The spitfire, copper-haired banshee said we weren’t going to talk to each other after our six months were up, but she was wrong for assuming she could get rid of me that easily. I was already fantasizing about killing her in various positions, landscapes, and with different weapons once this was over. Cue to:
Me strangling Sailor against a Sicilian sunset.
Me slitting Sailor’s throat while we wore matching swimsuits in the Bahamas.
Me pushing Sailor off an aerial tramway on a picturesque Aspen vacation.
Sometimes in the fantasies she was asleep, but more often than not she was wide awake and fully conscious, witnessing her demise.
I’d spent the night on the couch because I didn’t want to sleep in my garbage-filled room, and there was no way I was cleaning up the mess she’d left there.
Look, maybe I wasn’t completely innocent. In the time before Sailor inhabited this place, I might have thrown myself a pity party and dirtied up my new apartment to make shit uncomfortable for her, too. But she didn’t have to make a big deal about it.
I slept in nothing but my boxer briefs. When I woke up with a hard-on like a supersized German sausage—the kind that makes you wrestle with your own dick during your morning pee—I hoped she’d caught a glimpse of it before she scurried along to her boring day of shooting objects and skipping off into the sunset, holding hands with her hymen.
That’s right, Sailor. You aren’t the only asshole under this roof with a deadly weapon.
Which brought me to my next point—who the fuck does that? Just took shots at nothing? She didn’t hunt or do anything productive with her talent, just aimed at useless targets. Why was this an Olympic sport? Archery was checkers for anal people.
“Sir, we’re here,” my driver murmured from the front seat.
My first day working for Da and Cillian. And I needed to somehow pass my college exams this year. I was going to split community college in the evenings and work during the day fifty-fifty. I wasn’t a math genius, but even I knew that left zero time for having a life. Da had really ridden my ass this time around, bided his time while I was having fun in California before he shoved a ten-inch dildo up my rectum. I was feeling sore and tender even before he got the goddamn tip in.
We were on day two of one hundred and eighty-two, but who the fuck was counting?
(Answer: me. I was counting.)
I stumbled out of the executive car and shouldered through the human traffic of downtown Boston, dragging my feet into Royal Pipeline’s crazy-tall, chrome skyscraper that ninety-five percent of Bostonians actively hated so much, there had been frequent demonstrations outside when they started building. The monster had ruined the city’s skyline, but it was who was inside it that had personally ruined my life.
The best thing about the day, other than not spending it with Sailor Goddamn Brennan, was that I got to wear a Brioni suit. Wearing suits was my favorite. I didn’t even pretend to need an occasion. I went to parties, the movies, and restaurants looking like Jay Gatsby.
I spent half an hour with security getting my name tag, electronic card, and a ton of other bullshit, then proceeded up to the eighth floor, where my father’s office was.

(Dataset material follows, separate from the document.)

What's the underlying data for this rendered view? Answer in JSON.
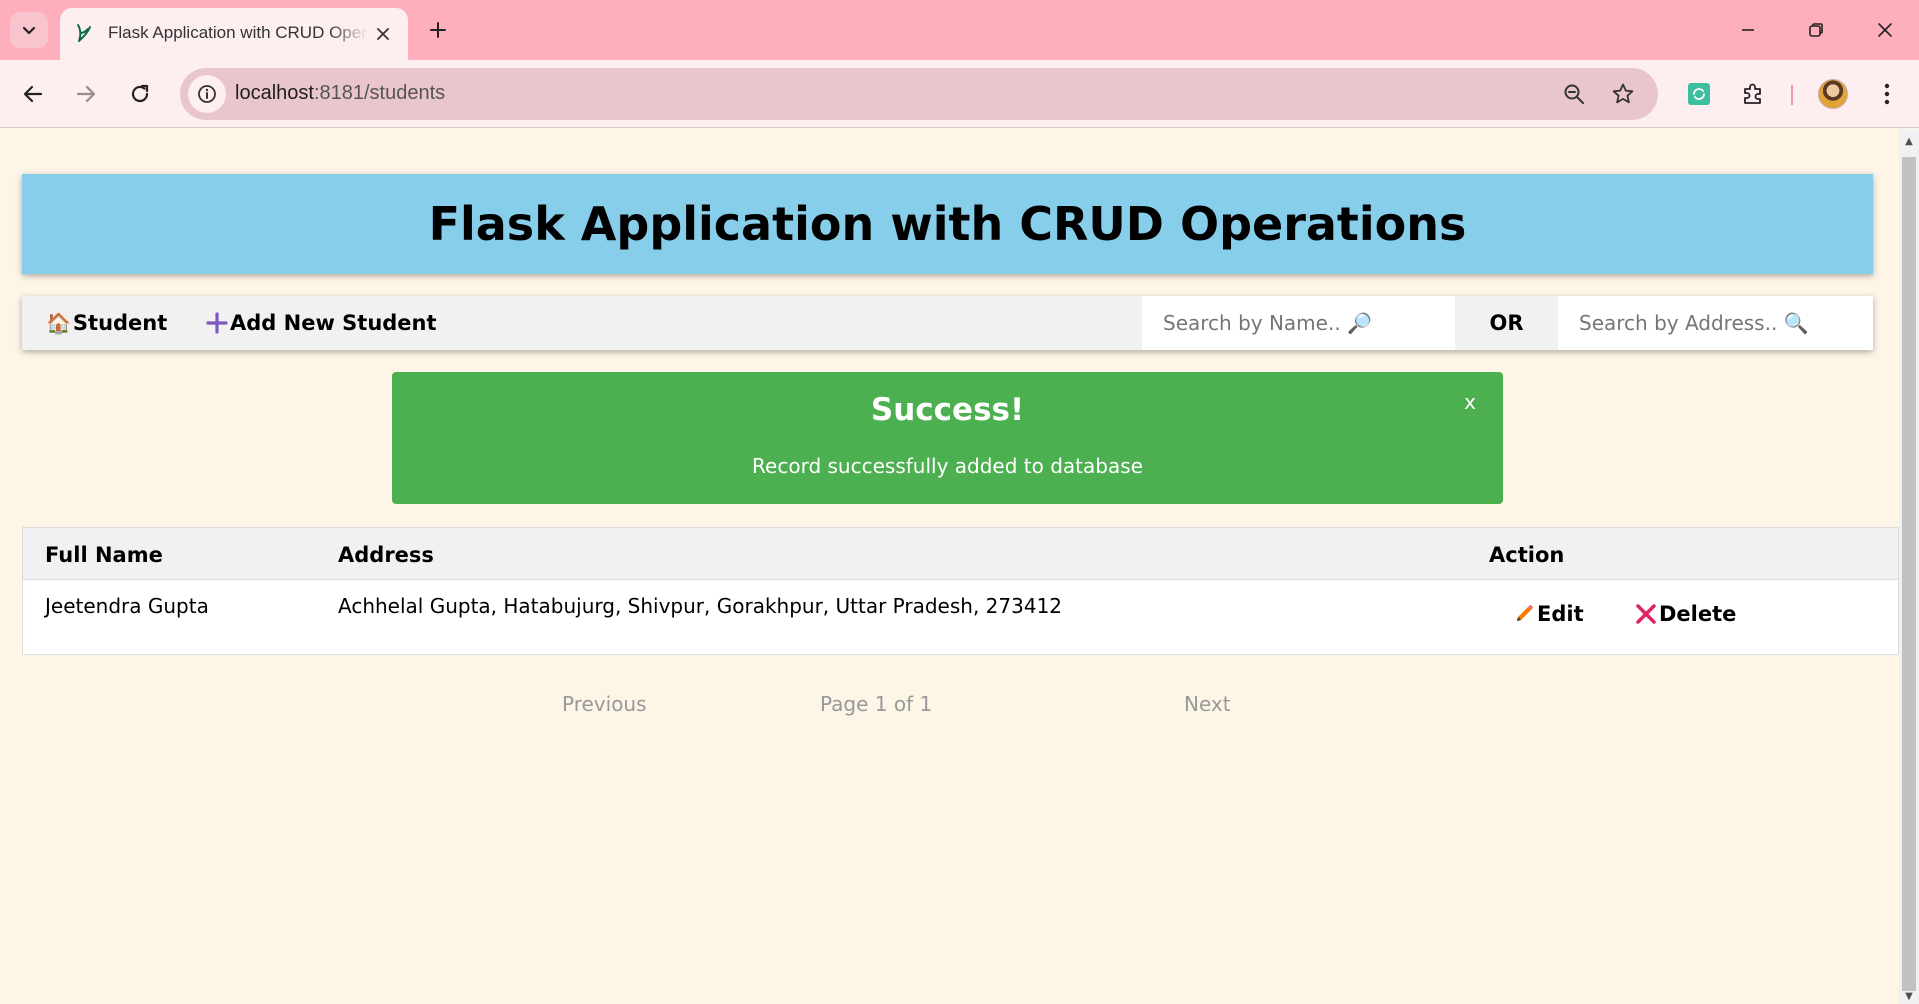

I skulked over to main reception and approached a pretty receptionist with eyes so vacant she could pass as a life-sized Barbie.
Bet she can bend her knees, though.
“’Sup. Hunter Fitzpatrick’s in the house.” I parked an elbow on her counter. “Where’s my office?”
Two severe-looking men behind me snorted to each other, shook their heads, and walked away. The blonde stared at me with a mix of horror and reluctance. Maybe I was giving her aggressive vibes because I hadn’t had my dick sucked in almost two weeks.
“E-e-electronic card?” she stuttered, almost flinching. I was persona non grata inside these glass walls, which led me to believe I wasn’t seeing the entire picture. Why was she scared?
I flashed her the card I’d received when I entered the building, letting it snap back into my front blazer’s pocket after she scanned it.
“F-f-follow me.”
With the ginger steps of a lab mouse, she led me past the main area of the office space, which had gold-and-black marble flooring, floor-to-ceiling windows, and long desks occupied by MacBooks, hot-ass secretaries, personal assistants, and mail boys running busily from corner to corner.
Enveloping the room were fishbowl-like offices. The biggest one belonged to Da, followed by Cillian’s (second biggest), and Syllie’s (third biggest). Blondie led me to an ancient-looking oak desk that appeared to have been dragged from Dr. Frankenstein’s basement, complete with a phone and a computer monitor from the eighties. You know, the brick-like thing that resembles a medieval weapon. The makeshift station was glued to my father’s glass wall.